My hound did sticke, and seem'd to vent some beast.

I held him short, and drawing after him,
I might behold the hart was feeding trym;
His head was high, and large in each degree,
Well paulmed eke, and seem'd full sound to be,
Of colour browne, he beareth eight and tenne,
Of stately height and long he seemed then.
His beam seem'd great, in good proportion led,
Well barred and round, well pearled neare his head.
He seemed fayre tweene blacke and berrie brounde,
He seemes well fed by all the signes I found.
For when I had well marked him with eye,
I stept aside, to watch where he would lye.
And when I so had wayted full an houre,
That he might be at layre and in his boure,
I cast about to harbour him full sure;
My hound by sent did me thereof assure

Then if he ask what slot or view I found,

I say the slot or view was long on ground;

The toes were great, the joynt bones round and short,
The shinne bones large, the dew-claws close in port:
Short ioynted was he, hollow-footed eke,

And hart to hunt as any man can seeke.

The Art of Venerie, ut supra, p. 96.

NOTES TO CANTO FOURTH.

Note I.

When Denmark's Raven soar'd on high,
Triumphant through Northumbrian sky,
Till, hovering near, their fatal croak

Bade Reged's Britons dread the yoke.—P. 143.
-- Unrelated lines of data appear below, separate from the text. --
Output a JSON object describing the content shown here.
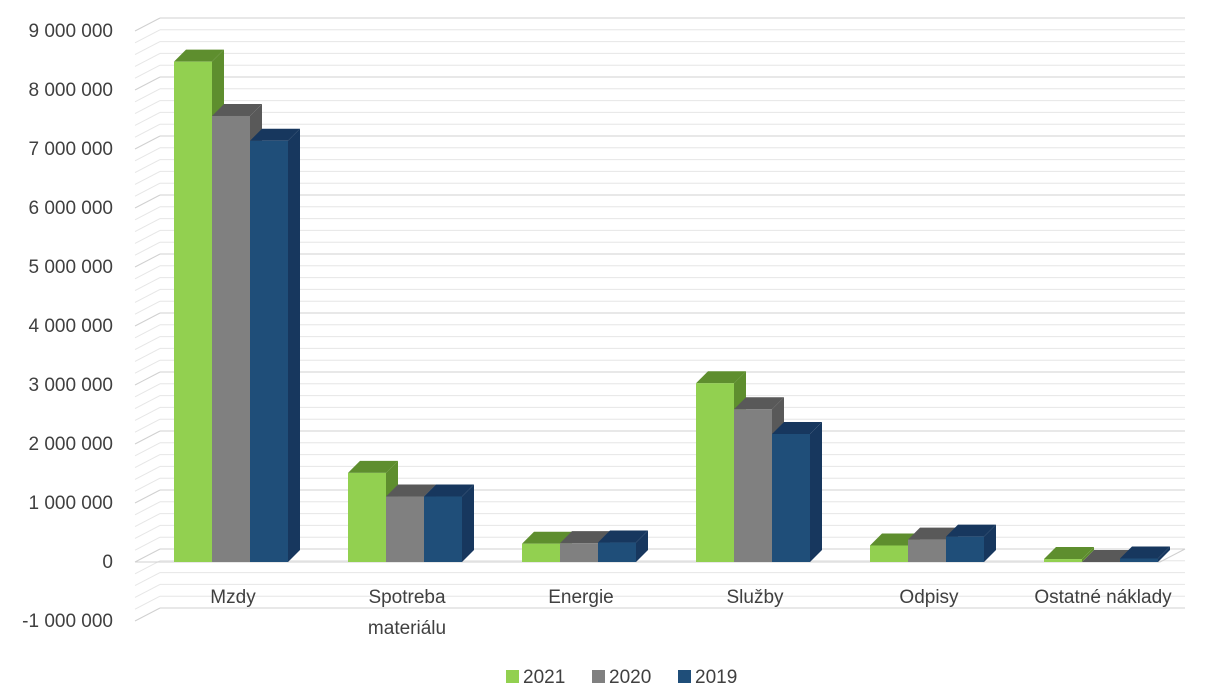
{
  "chart_data": {
    "type": "bar",
    "categories": [
      "Mzdy",
      "Spotreba materiálu",
      "Energie",
      "Služby",
      "Odpisy",
      "Ostatné náklady"
    ],
    "category_lines": [
      [
        "Mzdy"
      ],
      [
        "Spotreba",
        "materiálu"
      ],
      [
        "Energie"
      ],
      [
        "Služby"
      ],
      [
        "Odpisy"
      ],
      [
        "Ostatné náklady"
      ]
    ],
    "series": [
      {
        "name": "2021",
        "values": [
          8480000,
          1510000,
          310000,
          3030000,
          280000,
          50000
        ],
        "color": "#92D050",
        "top_color": "#5E8E2E",
        "side_color": "#5E8E2E"
      },
      {
        "name": "2020",
        "values": [
          7560000,
          1110000,
          320000,
          2590000,
          380000,
          0
        ],
        "color": "#808080",
        "top_color": "#595959",
        "side_color": "#595959"
      },
      {
        "name": "2019",
        "values": [
          7140000,
          1110000,
          330000,
          2170000,
          430000,
          60000
        ],
        "color": "#1F4E79",
        "top_color": "#17375E",
        "side_color": "#17375E"
      }
    ],
    "y_ticks": [
      "9 000 000",
      "8 000 000",
      "7 000 000",
      "6 000 000",
      "5 000 000",
      "4 000 000",
      "3 000 000",
      "2 000 000",
      "1 000 000",
      "0",
      "-1 000 000"
    ],
    "ylim": [
      -1000000,
      9000000
    ],
    "legend_position": "bottom",
    "grid": true,
    "three_d": true
  }
}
About the year of God 866, the Danes, under their celebrated leaders Inguar (more properly Agnar) and Hubba, sons, it is said, of the still more celebrated Regnar Lodbrog, invaded Northumberland, bringing with them the magical standard, so often mentioned in poetry, called REAFEN, or Raunfan, from its bearing the figure of a raven :

Wrought by the sisters of the Danish king,
Of furious Ivar in a midnight hour:

While the sick moon, at their enchanted song
Wrapt in pale tempest, labour'd thro' the clouds.
The demons of destruction then, they say,
Were all abroad; and, mixing with the woof
Their baleful power, the sisters ever sung;
"Shake, standard, shake this ruin on our foes."
Thomson and Mallet's Alfred.

The Danes renewed and extended their incursions, and begun to colonize, establishing a kind of capital at York, from which they spread their conquests and incursions in every direction. Stanmore, which divides the mountains of Westmoreland and Cumberland, was probably the boundary of the Danish kingdom in that direction. The district to the west, known in ancient British history by the name of Reged, had never been conquered by the Saxons, and continued to maintain a precarious independence until it was ceded to Malcolm, King of Scots, by William the Conqueror, probably on account of its similarity in language and manners to the neighbouring British kingdom of Strath-Clyde.

Upon the extent and duration of the Danish sovereignty in Northumberland, the curious may consult the various autholities quoted in the Gesta et Vestigia Danorum extra Daniam, vol. II. p. 40. The most powerful of their Northumbrian leaders seems to have been Ivar, called, from the extent of his conquests, Widfami, that is, The Strider.